We can't find the internet
Attempting to reconnect
Something went wrong!
Hang in there while we get back on track
Jiří Moravčík - The data behind the success of (not only) large language models [PyData Prague]
Explore data behind large language models, including GPT-3, and learn about filtering, biased data sets, and open-source platforms.
- The speaker shared a story about being unable to recognize their own handwriting, highlighting the limitations of human recognition capabilities.
- The presentation focused on the data behind the success of large language models (LLMs), including GPT-3 and others.

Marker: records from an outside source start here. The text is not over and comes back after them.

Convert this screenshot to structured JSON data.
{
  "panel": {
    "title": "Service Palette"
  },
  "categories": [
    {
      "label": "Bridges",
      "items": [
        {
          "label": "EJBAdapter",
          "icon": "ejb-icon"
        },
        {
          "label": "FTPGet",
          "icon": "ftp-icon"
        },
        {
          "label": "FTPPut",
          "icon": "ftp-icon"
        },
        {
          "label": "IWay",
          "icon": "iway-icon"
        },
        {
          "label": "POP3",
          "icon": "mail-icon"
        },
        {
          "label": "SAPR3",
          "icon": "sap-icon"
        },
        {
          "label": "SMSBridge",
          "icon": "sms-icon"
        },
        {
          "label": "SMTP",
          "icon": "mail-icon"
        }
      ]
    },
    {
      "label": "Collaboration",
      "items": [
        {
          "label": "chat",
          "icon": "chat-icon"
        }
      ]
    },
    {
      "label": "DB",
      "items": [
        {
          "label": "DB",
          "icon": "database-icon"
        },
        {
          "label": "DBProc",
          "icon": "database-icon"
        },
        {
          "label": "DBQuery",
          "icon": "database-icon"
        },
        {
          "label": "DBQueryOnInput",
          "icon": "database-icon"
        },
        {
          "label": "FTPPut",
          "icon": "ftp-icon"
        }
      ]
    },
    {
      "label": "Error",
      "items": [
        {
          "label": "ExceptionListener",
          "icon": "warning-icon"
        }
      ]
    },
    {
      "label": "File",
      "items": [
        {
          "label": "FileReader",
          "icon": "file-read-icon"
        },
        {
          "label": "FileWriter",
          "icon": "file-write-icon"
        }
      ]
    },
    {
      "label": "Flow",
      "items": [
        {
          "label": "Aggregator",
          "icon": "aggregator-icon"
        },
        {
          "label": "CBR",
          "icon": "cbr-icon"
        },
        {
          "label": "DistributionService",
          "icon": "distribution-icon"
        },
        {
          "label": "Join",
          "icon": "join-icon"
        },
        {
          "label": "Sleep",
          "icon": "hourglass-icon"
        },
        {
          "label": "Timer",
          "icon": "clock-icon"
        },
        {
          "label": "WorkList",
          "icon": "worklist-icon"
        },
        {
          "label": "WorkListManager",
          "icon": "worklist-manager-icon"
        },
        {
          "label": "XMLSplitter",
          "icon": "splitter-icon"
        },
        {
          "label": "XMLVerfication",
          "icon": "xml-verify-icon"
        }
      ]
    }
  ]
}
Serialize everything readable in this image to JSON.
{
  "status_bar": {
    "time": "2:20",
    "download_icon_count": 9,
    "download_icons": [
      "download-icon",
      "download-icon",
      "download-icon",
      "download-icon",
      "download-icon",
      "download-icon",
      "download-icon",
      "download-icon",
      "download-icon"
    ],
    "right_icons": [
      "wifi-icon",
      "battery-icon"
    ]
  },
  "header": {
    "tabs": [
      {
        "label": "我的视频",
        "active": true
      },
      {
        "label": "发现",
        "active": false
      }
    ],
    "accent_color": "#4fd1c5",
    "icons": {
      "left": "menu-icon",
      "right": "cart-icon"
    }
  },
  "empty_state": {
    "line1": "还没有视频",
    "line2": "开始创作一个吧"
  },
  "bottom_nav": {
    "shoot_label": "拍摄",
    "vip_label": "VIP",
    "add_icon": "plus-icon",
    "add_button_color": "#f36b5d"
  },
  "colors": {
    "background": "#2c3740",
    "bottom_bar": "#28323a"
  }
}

- The data sets used to train LLMs include common crawl, which is a large corpus of web pages, and book corpora, such as Project Gutenberg.
- The speaker mentioned the importance of filtering and cleaning data to remove noise and duplicates, and highlighted the challenges of dealing with biased data sets.
- The presentation also touched on the topic of facial recognition and its applications, including the use of large-scale data sets like MS Celeb and VGGFace2.
- The speaker discussed the transformer architecture and its advantages in processing sequential data, and mentioned the use of convolutional neural networks (CNNs) in image recognition tasks.
- The presentation highlighted the importance of open-source data sets and platforms, such as GitHub and Stack Exchange, in facilitating collaboration and innovation in the AI community.
- The speaker also mentioned the need for transparency and accountability in the development and use of AI models, particularly in applications involving personal data.
- The presentation concluded with a demo of a facial recognition system using the Epiphy platform, which uses a combination of computer vision and machine learning algorithms to identify individuals.
- The speaker emphasized the importance of considering the ethical implications of AI applications, particularly in areas like facial recognition and data privacy.